Evaluation and Clinical Application of a New Method for Detecting ADAMTS13 Activity.

A severe deficiency of ADAMTS13 activity contributes to the pathogenesis of thrombotic thrombocytopenic purpura (TTP). Measuring the activity of ADAMTS13 is helpful for the diagnosis of TTP and the prognostic monitor in TTP patients. Most available assays are cumbersome and costly, and not appropriate for routine laboratories. ADAMTS13 cleaves the von Willebrand factor (VWF) within the domain A2, which locates between the domains A1 and A3. Therefore, specific assays for ADAMTS13 activity could be based on the different structure of VWF before and after the cleavage.

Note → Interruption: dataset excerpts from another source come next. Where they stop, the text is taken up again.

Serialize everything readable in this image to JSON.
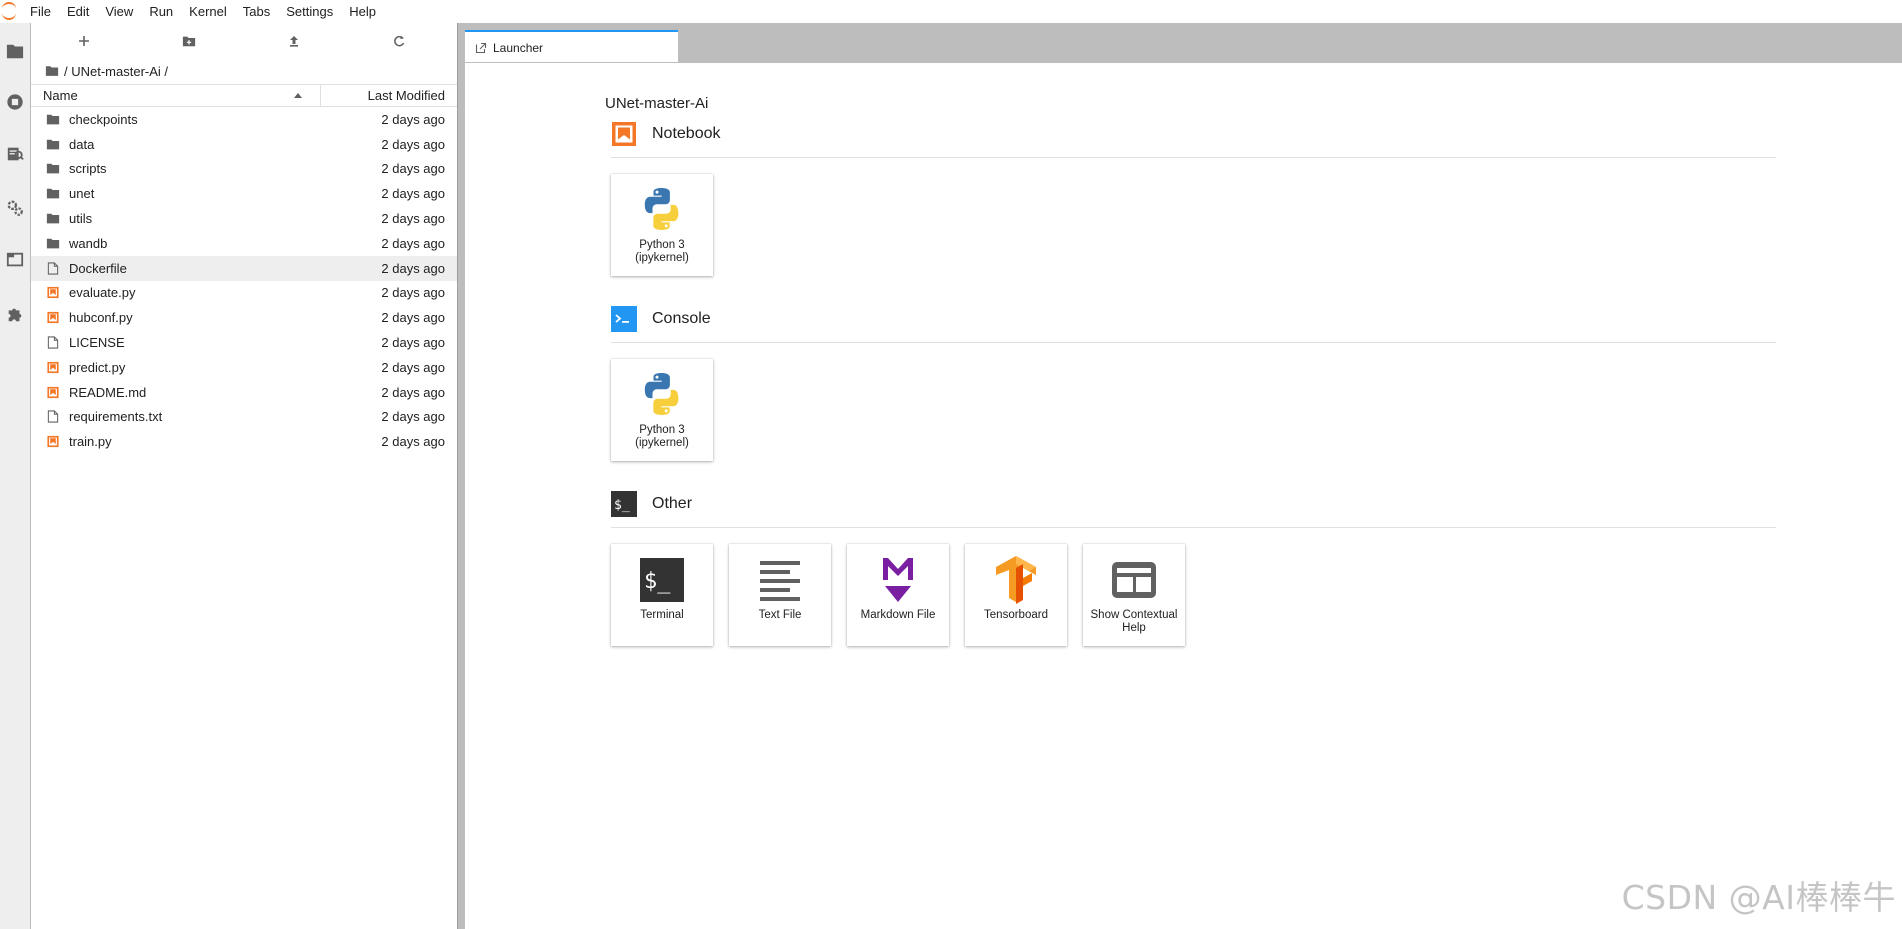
{
  "menu": [
    "File",
    "Edit",
    "View",
    "Run",
    "Kernel",
    "Tabs",
    "Settings",
    "Help"
  ],
  "activity_icons": [
    "folder-icon",
    "running-icon",
    "commands-icon",
    "property-inspector-icon",
    "tabs-icon",
    "extension-icon"
  ],
  "filebrowser": {
    "toolbar": [
      "new-launcher-icon",
      "new-folder-icon",
      "upload-icon",
      "refresh-icon"
    ],
    "breadcrumb": "/ UNet-master-Ai /",
    "col_name": "Name",
    "col_modified": "Last Modified",
    "items": [
      {
        "name": "checkpoints",
        "kind": "folder",
        "modified": "2 days ago"
      },
      {
        "name": "data",
        "kind": "folder",
        "modified": "2 days ago"
      },
      {
        "name": "scripts",
        "kind": "folder",
        "modified": "2 days ago"
      },
      {
        "name": "unet",
        "kind": "folder",
        "modified": "2 days ago"
      },
      {
        "name": "utils",
        "kind": "folder",
        "modified": "2 days ago"
      },
      {
        "name": "wandb",
        "kind": "folder",
        "modified": "2 days ago"
      },
      {
        "name": "Dockerfile",
        "kind": "file",
        "modified": "2 days ago",
        "selected": true
      },
      {
        "name": "evaluate.py",
        "kind": "notebook",
        "modified": "2 days ago"
      },
      {
        "name": "hubconf.py",
        "kind": "notebook",
        "modified": "2 days ago"
      },
      {
        "name": "LICENSE",
        "kind": "file",
        "modified": "2 days ago"
      },
      {
        "name": "predict.py",
        "kind": "notebook",
        "modified": "2 days ago"
      },
      {
        "name": "README.md",
        "kind": "notebook",
        "modified": "2 days ago"
      },
      {
        "name": "requirements.txt",
        "kind": "file",
        "modified": "2 days ago"
      },
      {
        "name": "train.py",
        "kind": "notebook",
        "modified": "2 days ago"
      }
    ]
  },
  "tab": {
    "label": "Launcher"
  },
  "launcher": {
    "title": "UNet-master-Ai",
    "sections": [
      {
        "title": "Notebook",
        "cards": [
          {
            "label": "Python 3 (ipykernel)",
            "icon": "python-icon"
          }
        ]
      },
      {
        "title": "Console",
        "cards": [
          {
            "label": "Python 3 (ipykernel)",
            "icon": "python-icon"
          }
        ]
      },
      {
        "title": "Other",
        "cards": [
          {
            "label": "Terminal",
            "icon": "terminal-icon"
          },
          {
            "label": "Text File",
            "icon": "text-file-icon"
          },
          {
            "label": "Markdown File",
            "icon": "markdown-icon"
          },
          {
            "label": "Tensorboard",
            "icon": "tensorboard-icon"
          },
          {
            "label": "Show Contextual Help",
            "icon": "contextual-help-icon"
          }
        ]
      }
    ]
  },
  "watermark": "CSDN @AI棒棒牛",
  "colors": {
    "accent": "#2196f3",
    "orange": "#f37726",
    "icon_gray": "#616161"
  }
}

To determine the activity of ADAMTS13, a new simple method has been developed in this study. Firstly, plasma samples were exposed in denaturing condition to allow cleavage of VWF by ADAMTS13. Then, the ADAMTS13 activity was measured with two novel monoclonal antibodies (SZ-129 and SZ-125), which are specifically recognize the VWF A1 and A3 domain, respectively, by using a two-site sandwich ELISA. Comparing with a residual-collagen binding assay (R-CBA), plasma ADAMTS13 activities in 161 samples were assessed, and the inhibitory activities of ADAMTS13 autoantibodies in 24 TTP patients were determined. The relationship of these two assays was analyzed by linear correlation, and the sensitivity and specificity of the new assay was also evaluated.

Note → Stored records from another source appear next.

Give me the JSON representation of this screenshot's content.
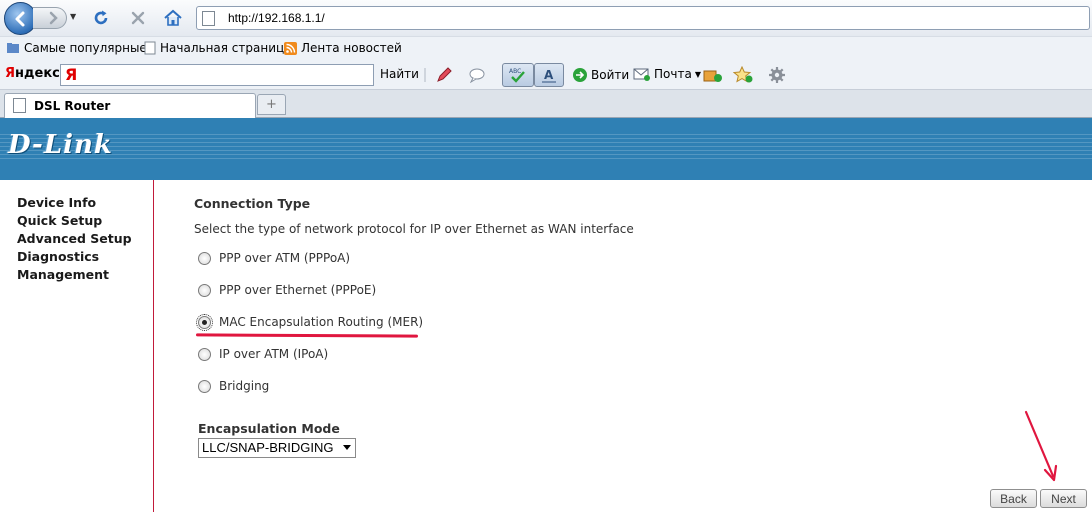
{
  "browser": {
    "address": "http://192.168.1.1/",
    "bookmarks": [
      "Самые популярные",
      "Начальная страница",
      "Лента новостей"
    ],
    "toolbar": {
      "brand": "Яндекс",
      "search_logo": "Я",
      "find": "Найти",
      "login": "Войти",
      "mail": "Почта"
    },
    "tab_title": "DSL Router",
    "icons": [
      "back-icon",
      "forward-icon",
      "refresh-icon",
      "stop-icon",
      "home-icon",
      "gear-icon",
      "star-icon",
      "mail-icon"
    ]
  },
  "router": {
    "brand": "D-Link",
    "brand_color": "#2f80b4",
    "menu": [
      "Device Info",
      "Quick Setup",
      "Advanced Setup",
      "Diagnostics",
      "Management"
    ],
    "connection_type": {
      "title": "Connection Type",
      "description": "Select the type of network protocol for IP over Ethernet as WAN interface",
      "options": [
        {
          "label": "PPP over ATM (PPPoA)",
          "selected": false
        },
        {
          "label": "PPP over Ethernet (PPPoE)",
          "selected": false
        },
        {
          "label": "MAC Encapsulation Routing (MER)",
          "selected": true
        },
        {
          "label": "IP over ATM (IPoA)",
          "selected": false
        },
        {
          "label": "Bridging",
          "selected": false
        }
      ]
    },
    "encapsulation": {
      "title": "Encapsulation Mode",
      "value": "LLC/SNAP-BRIDGING"
    },
    "buttons": {
      "back": "Back",
      "next": "Next"
    },
    "annotation_color": "#e0163f"
  }
}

Our results showed that plasma ADAMTS13 activities determined by the new assay were consistent with those of R-CBA, the squared correlation factor was 0.9183 of the two assays, and the coefficient of variation for the new assay was 6.17%. In 23 idiopathic TTP patients, the inhibitor activities of ADAMTS13 autoantibodies were ranged from 12% to 100%, while no inhibitory activity was detected in one hereditary TTP patient.

This new and simple assay for ADAMTS13 activity could be used routinely in clinic to determine the activity of ADAMTS13.

No relevant conflicts of interest to declare.